Pourquoi relancer le débat maintenant ? Le contexte politique est favorable, explique-t-il. «Il y a eu cette discussion politique sur les programmes d'aide dans le tiers monde. Ça a été l'occasion de poser des questions.»

«Un important caucus pro-vie de notre gouvernement fédéral travaille dans l'ombre, jour après jour, pour garder la vie humaine en tête des programmes gouvernementaux», a jouté son collègue d'Ottawa, Mgr Terrence Prendergast, qui était lui aussi à la conférence de presse mercredi.

Réactions

Le Conseil du statut de la femme n'a pas voulu commenter la conférence.
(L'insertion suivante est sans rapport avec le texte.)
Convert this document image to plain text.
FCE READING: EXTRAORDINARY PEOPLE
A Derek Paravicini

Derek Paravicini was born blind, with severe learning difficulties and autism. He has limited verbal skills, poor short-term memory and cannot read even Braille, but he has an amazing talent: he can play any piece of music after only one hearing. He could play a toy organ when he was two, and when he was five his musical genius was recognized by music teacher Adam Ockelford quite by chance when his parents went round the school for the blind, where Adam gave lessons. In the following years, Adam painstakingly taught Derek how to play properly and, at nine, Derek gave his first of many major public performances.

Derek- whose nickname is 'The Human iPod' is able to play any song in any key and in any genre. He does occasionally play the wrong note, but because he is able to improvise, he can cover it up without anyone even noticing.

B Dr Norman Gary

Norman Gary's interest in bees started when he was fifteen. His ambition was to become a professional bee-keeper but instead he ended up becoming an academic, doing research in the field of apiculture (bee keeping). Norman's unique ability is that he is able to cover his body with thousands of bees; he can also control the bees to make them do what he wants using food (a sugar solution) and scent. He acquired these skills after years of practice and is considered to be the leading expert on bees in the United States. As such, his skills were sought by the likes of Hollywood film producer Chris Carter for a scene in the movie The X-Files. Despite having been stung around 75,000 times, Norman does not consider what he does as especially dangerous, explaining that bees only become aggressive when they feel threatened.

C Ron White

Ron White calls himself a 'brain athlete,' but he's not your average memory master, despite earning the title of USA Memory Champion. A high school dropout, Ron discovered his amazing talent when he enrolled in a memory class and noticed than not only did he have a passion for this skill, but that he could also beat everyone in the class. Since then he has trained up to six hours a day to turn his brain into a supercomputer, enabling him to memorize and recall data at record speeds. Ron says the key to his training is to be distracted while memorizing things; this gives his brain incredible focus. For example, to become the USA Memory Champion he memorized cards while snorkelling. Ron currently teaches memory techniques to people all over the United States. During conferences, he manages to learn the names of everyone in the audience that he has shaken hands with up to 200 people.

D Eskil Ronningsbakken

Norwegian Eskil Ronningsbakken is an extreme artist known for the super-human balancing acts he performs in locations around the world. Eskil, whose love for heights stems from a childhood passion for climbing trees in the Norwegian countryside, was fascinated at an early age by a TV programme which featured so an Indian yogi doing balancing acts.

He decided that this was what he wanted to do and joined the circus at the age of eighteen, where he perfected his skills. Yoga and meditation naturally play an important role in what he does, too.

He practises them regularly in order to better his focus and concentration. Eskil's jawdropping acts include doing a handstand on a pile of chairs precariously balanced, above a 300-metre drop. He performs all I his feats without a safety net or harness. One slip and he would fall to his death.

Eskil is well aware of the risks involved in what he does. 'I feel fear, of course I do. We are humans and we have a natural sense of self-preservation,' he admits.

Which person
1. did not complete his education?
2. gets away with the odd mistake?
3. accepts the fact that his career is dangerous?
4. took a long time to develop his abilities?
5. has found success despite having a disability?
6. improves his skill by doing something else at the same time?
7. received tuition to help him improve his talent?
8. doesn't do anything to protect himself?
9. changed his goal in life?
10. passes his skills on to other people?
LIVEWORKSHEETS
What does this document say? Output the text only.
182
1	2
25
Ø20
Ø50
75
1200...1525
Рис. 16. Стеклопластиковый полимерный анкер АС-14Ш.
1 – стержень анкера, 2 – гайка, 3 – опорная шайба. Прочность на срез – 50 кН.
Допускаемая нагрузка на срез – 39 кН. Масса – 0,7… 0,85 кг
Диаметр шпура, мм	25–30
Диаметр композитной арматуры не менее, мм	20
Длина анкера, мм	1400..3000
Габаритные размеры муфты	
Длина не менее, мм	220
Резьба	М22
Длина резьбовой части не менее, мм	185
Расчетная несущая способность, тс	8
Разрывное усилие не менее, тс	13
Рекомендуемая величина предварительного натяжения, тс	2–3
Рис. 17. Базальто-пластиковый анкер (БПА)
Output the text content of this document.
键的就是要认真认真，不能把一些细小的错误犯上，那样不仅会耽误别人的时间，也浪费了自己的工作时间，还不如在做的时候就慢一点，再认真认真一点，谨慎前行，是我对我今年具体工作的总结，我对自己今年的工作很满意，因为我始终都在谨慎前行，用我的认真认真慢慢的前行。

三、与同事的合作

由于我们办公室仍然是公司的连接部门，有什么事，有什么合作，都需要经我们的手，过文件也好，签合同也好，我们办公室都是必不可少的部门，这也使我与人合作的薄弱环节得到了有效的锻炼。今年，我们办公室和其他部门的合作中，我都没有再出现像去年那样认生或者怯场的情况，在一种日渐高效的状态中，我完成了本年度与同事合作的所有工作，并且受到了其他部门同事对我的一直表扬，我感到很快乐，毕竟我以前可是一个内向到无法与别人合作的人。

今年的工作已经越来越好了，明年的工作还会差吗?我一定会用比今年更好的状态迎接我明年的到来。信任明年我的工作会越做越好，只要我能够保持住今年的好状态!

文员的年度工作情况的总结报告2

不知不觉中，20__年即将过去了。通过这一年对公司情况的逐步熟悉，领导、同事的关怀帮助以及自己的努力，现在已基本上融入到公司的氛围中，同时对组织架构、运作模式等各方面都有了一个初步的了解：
Le Centre Justice et Foi, qui avait critiqué le cardinal, n'a pas rappelé La Presse, pas plus que l'Assemblée des évêques catholiques du Québec.

La Fédération des femmes du Québec (FFQ), quant à elle, a de nouveau dénoncé les propos du cardinal Ouellet : «Il a admis vouloir rouvrir le débat politique. Ça m'inquiète», a lancé sa présidente, Alexa Conradi. Elle milite pour le retour des cours d'éducation à la sexualité et pour l'usage des contraceptifs, «mais l'Église s'y oppose», soupire-t-elle. «Le cardinal dit vouloir aider les femmes à faire un choix éclairé, mais il a sa propre idée de ce qu'est ce choix. Je suis suspicieuse quant au type d'aide qu'il veut offrir aux femmes», a-t-elle précisé.